One of his former prime ministers, Edouard Philippe, abruptly said that the president "had killed the majority" and that it was "time to move on," past Macronism. His current prime minister, Gabriel Attal, is campaigning to save this very threatened majority without putting him forward, and Macron-aligned candidates are avoiding putting the deeply unpopular president's picture on their campaign posters.
History is cruel. Because in 2017 and 2022, after his election and reelection as president, Emmanuel Macron's name was synonymous with victory, and the president was certainly convinced that he could get an armchair elected as long as his name was stuck on it. Now is the time to save what can be saved, meaning between 60 and 100 seats, according to pollsters, down from 245. Who on earth had the idea of renaming Macron's party Renaissance ("Rebirth"), in 2022?
Self-confidence
Macron has always been one of a kind.
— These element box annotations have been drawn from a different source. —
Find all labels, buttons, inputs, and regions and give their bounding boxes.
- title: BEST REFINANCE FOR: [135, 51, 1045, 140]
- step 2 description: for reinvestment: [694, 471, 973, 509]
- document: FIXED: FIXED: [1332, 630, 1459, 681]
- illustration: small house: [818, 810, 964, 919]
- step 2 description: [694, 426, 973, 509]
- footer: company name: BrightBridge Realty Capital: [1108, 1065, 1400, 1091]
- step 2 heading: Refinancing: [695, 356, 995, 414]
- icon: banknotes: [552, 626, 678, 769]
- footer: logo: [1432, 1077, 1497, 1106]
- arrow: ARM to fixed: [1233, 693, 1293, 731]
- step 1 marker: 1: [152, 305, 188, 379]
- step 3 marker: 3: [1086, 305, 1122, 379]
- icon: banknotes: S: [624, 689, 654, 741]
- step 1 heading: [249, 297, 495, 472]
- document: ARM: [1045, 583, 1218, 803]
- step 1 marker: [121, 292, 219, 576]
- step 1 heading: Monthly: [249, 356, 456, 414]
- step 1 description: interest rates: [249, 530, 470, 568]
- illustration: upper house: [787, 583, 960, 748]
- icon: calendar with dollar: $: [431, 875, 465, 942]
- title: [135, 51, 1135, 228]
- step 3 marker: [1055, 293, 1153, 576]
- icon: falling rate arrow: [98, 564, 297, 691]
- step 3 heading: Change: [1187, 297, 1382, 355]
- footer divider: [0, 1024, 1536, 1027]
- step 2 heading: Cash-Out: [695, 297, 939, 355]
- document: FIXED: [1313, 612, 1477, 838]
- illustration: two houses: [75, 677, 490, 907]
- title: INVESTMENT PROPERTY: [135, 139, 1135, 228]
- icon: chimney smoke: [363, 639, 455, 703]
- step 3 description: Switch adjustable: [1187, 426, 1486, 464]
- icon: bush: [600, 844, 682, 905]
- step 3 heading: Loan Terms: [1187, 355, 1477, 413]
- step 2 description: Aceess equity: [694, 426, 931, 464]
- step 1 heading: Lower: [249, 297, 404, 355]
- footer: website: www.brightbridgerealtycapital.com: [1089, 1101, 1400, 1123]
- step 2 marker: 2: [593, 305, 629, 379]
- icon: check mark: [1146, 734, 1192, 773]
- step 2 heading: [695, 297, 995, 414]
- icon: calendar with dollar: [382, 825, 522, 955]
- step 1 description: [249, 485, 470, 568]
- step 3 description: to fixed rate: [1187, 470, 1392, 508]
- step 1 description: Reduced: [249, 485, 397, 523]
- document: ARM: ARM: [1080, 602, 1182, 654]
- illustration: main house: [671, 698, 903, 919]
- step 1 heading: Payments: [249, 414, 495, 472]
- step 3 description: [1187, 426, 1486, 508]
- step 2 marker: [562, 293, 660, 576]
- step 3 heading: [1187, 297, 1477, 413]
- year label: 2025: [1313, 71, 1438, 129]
The youngest French president ever elected, he built his career without following the traditional rules: neither patiently taking control of a party, nor being elected at the local level to gain experience, nor suffering at one point an electoral defeat; a test that the French like to inflict on their would-be presidents, something to which all of Macron's living predecessors can testify (and the dead would not disagree).
After a stint in investment banking, he went instead directly to the top. He spent three years as a senior adviser to then Socialist president François Hollande, became economy minister for two years, decided to run for president, founded his own party – centered around him – and won France's most important election, twice. A recipe for overflowing self-confidence.